The local government was in turmoil throughout the '70s, making it dangerous for people to travel to the country. Still, the tourism board hoped to bring people in with the poster in order to give the island some much needed cash.
It wasn't until the early '80s that Jamaica began making headway with tourism, but this image has stuck itself in the public consciousness for years so it must have done something right in order to avoid the stigma of the early '70s on the island. As troubled as the early '70s were in Jamaica, the tourism board knew that it needed to sell the idea of hot babes and sun drenched locales.

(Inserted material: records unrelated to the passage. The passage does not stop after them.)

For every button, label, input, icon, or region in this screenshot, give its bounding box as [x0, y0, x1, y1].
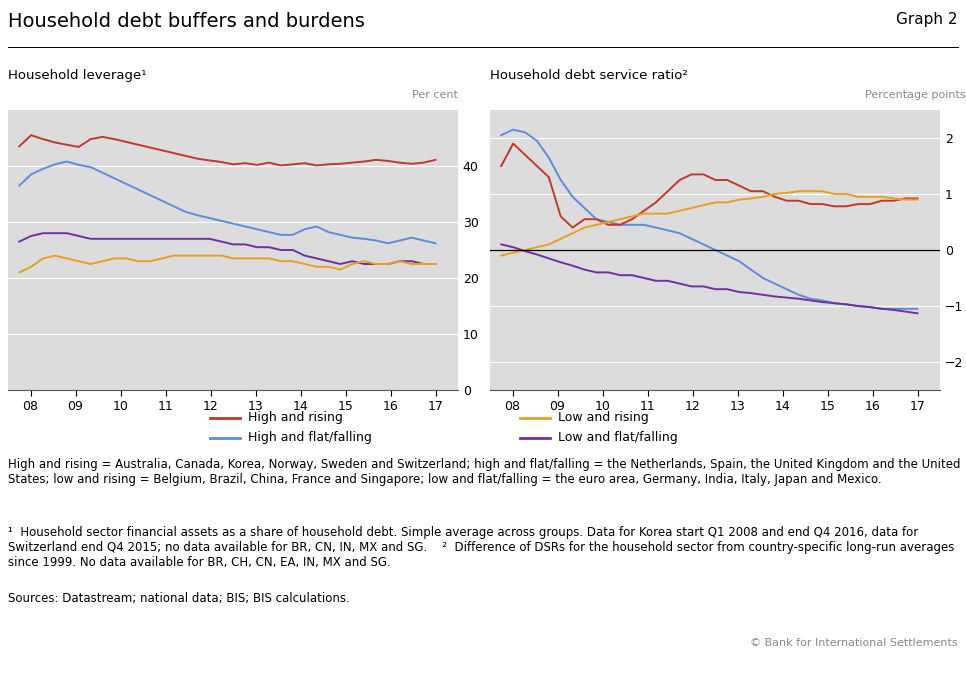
Text: Per cent: Per cent	[412, 90, 458, 100]
Text: Low and rising: Low and rising	[558, 412, 649, 424]
Text: Graph 2: Graph 2	[896, 12, 958, 27]
Text: Percentage points: Percentage points	[866, 90, 966, 100]
Text: Low and flat/falling: Low and flat/falling	[558, 431, 678, 445]
Text: © Bank for International Settlements: © Bank for International Settlements	[751, 638, 958, 648]
Text: ¹  Household sector financial assets as a share of household debt. Simple averag: ¹ Household sector financial assets as a…	[8, 526, 954, 569]
Text: High and flat/falling: High and flat/falling	[248, 431, 372, 445]
Text: Household leverage¹: Household leverage¹	[8, 69, 147, 82]
Text: Sources: Datastream; national data; BIS; BIS calculations.: Sources: Datastream; national data; BIS;…	[8, 592, 350, 605]
Text: Household debt buffers and burdens: Household debt buffers and burdens	[8, 12, 365, 31]
Text: High and rising = Australia, Canada, Korea, Norway, Sweden and Switzerland; high: High and rising = Australia, Canada, Kor…	[8, 458, 960, 486]
Text: High and rising: High and rising	[248, 412, 343, 424]
Text: Household debt service ratio²: Household debt service ratio²	[490, 69, 688, 82]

This ad may not have increased tourism immediately, but they created an unforgettable image.
Alicia Keys Recreated The Photo In 2015
As unforgettable as the Jamaica image is, it's not without controversy. Many Jamaicans feel that that by using a non Jamaican woman in an advertisement for the country. They're understandably frustrated that the advertising company didn't work with one of the many beautiful women from their country, and instead chose to work with a model of Trinidadian descent.
It's understandable that locals would be frustrated by this lapse in judgement. Even the explanation that the tourism board was trying to find a specific look doesn't help soothe any wounds. Even when interest in the poster was reunited after Alicia Keys posted her own recreation of the poster on Instagram people were hurt to learn that Bronte wasn't from the island. At the time it may have made sense to hire someone who wasn't from Jamaica, but in hindsight it's not such a hot decision.
Jamaicans didn't love the ad but Bronte's okay with that
Sintra Bronte, who's since gone on to run her own travel company in Trinidad, understands the frustration but believes that the ad is much more encompassing of the Caribbean and not just Jamaica. In 2015, she explained:
I would hope the people who are seeing the pictures through their eyes would see them the right way, because I am a Caribbean woman. Whether I represent Trinidad, Jamaica, Barbados, Grenada – I represent beauty in the Caribbean. We are beautiful women, the way we think, the way we live, the way we enjoy life. We are a happy go lucky people. I am so proud to be a Caribbean woman.